A developer’s bid to build 117 homes has been given the green light despite councillors fears for the impact on an already grid locked road.
West Norfolk Council’s planning committee earlier today (Monday, December 7) approved the Grosvenor Partnership’s application to build on an agricultural site on land off Elm High Road, Emneth.
Developers want to build semi-detached and terrace homes along with bungalows.
A total of 33 four bedroom houses, 68 three bedroom houses, eight two bedroom houses and eight one bedroom flats could be built.
The proposed development could be accessed via Hunter’s Rowe.
But councillors concerns about the extra traffic this development would create on the already busy road were not borne out by three Highways authorities.
Yesterday’s meeting was not told that objections had not been lodged by the Norfolk or Cambridgeshire Highways departments or Highways England.
Members were told during the session that the impact would be 0.4 cars per dwelling, which equated to approximately 40 to 50 cars coming out of the junction onto Elm High Road.
Ward member Chris Crofts put forward a proposal to refuse the application on traffic ground but this was lost due to lack of support from highways.
Mr Crofts said traffic queues are seen on the road for around two hours in the morning with the lunch time rush starting from 11.30am to 1pm.
He said: “The worst time is after 3.30pm when people are coming home.
“When they (the residents of the development) go out to work or school in the morning, they won’t be able to turn right.
“I don’t think this is acceptable or suitable way forward to develop this site.”
Mr Crofts suggested that the applicant joins forces with the developer who is looking at the former agricultural college in Wisbech to find a suitable solution.
He said: “I know the problems the people who live there are going to face.
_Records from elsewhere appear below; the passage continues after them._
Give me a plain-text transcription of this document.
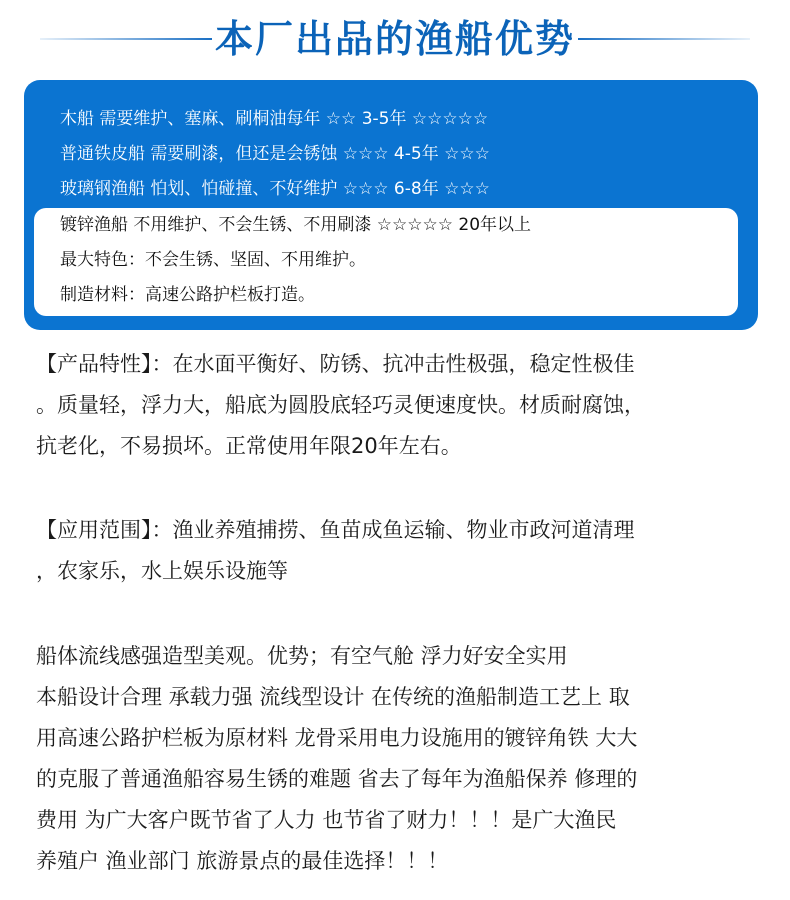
本厂出品的渔船优势
木船 需要维护、塞麻、刷桐油每年 ☆☆ 3-5年 ☆☆☆☆☆
普通铁皮船 需要刷漆，但还是会锈蚀 ☆☆☆ 4-5年 ☆☆☆
玻璃钢渔船 怕划、怕碰撞、不好维护 ☆☆☆ 6-8年 ☆☆☆
镀锌渔船 不用维护、不会生锈、不用刷漆 ☆☆☆☆☆ 20年以上
最大特色：不会生锈、坚固、不用维护。
制造材料：高速公路护栏板打造。
【产品特性】：在水面平衡好、防锈、抗冲击性极强，稳定性极佳
。质量轻，浮力大，船底为圆股底轻巧灵便速度快。材质耐腐蚀，
抗老化，不易损坏。正常使用年限20年左右。
【应用范围】：渔业养殖捕捞、鱼苗成鱼运输、物业市政河道清理
，农家乐，水上娱乐设施等
船体流线感强造型美观。优势；有空气舱 浮力好安全实用
本船设计合理 承载力强 流线型设计 在传统的渔船制造工艺上 取
用高速公路护栏板为原材料 龙骨采用电力设施用的镀锌角铁 大大
的克服了普通渔船容易生锈的难题 省去了每年为渔船保养 修理的
费用 为广大客户既节省了人力 也节省了财力！！！是广大渔民
养殖户 渔业部门 旅游景点的最佳选择！！！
I have done what I can.”
Martin Storey said he felt sorry for the people who would be affected by the traffic from this application.
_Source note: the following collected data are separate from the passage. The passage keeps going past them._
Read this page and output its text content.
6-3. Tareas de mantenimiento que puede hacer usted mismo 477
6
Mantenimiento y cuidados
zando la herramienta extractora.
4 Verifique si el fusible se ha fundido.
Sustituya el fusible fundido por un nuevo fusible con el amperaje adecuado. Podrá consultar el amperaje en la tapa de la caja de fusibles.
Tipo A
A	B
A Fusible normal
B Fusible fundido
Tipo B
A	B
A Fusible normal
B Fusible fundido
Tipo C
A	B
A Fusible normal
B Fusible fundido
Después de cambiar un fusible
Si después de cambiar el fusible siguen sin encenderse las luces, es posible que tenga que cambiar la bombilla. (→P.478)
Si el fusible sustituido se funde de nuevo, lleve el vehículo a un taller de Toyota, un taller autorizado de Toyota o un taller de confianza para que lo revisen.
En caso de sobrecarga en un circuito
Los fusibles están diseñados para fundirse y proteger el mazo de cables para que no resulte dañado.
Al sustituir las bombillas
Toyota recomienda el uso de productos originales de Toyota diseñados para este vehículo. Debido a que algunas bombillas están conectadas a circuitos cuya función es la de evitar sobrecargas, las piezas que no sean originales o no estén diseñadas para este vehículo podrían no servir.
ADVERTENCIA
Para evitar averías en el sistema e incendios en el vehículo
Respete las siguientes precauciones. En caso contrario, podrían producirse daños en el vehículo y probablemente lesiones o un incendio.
But added: “You try to tell people who haven’t got a roof over their heads where they can’t live.
“Let us build the social housing and go forward for once.”
Simon King, who sits on Fenland District Council, attended the meeting to object.
He also advised that residents would be using Wisbech facilities and called for the section 106 money to be sent there.
Mr King said Fenland was spending £10 million to assess various traffic options for Wisbech.
He said: “I would respectfully suggest that this application is premature. I really think we need to develop partnership working together and to wait until this traffic study we are undertaking at Fenland is complete.”
A spokesman for the developer said Wisbech provided a range of facilities which make it a popular and suitable place for development.
He pointed out that the highways departments found the additional traffic created by the development as acceptable and was not a reason for refusal.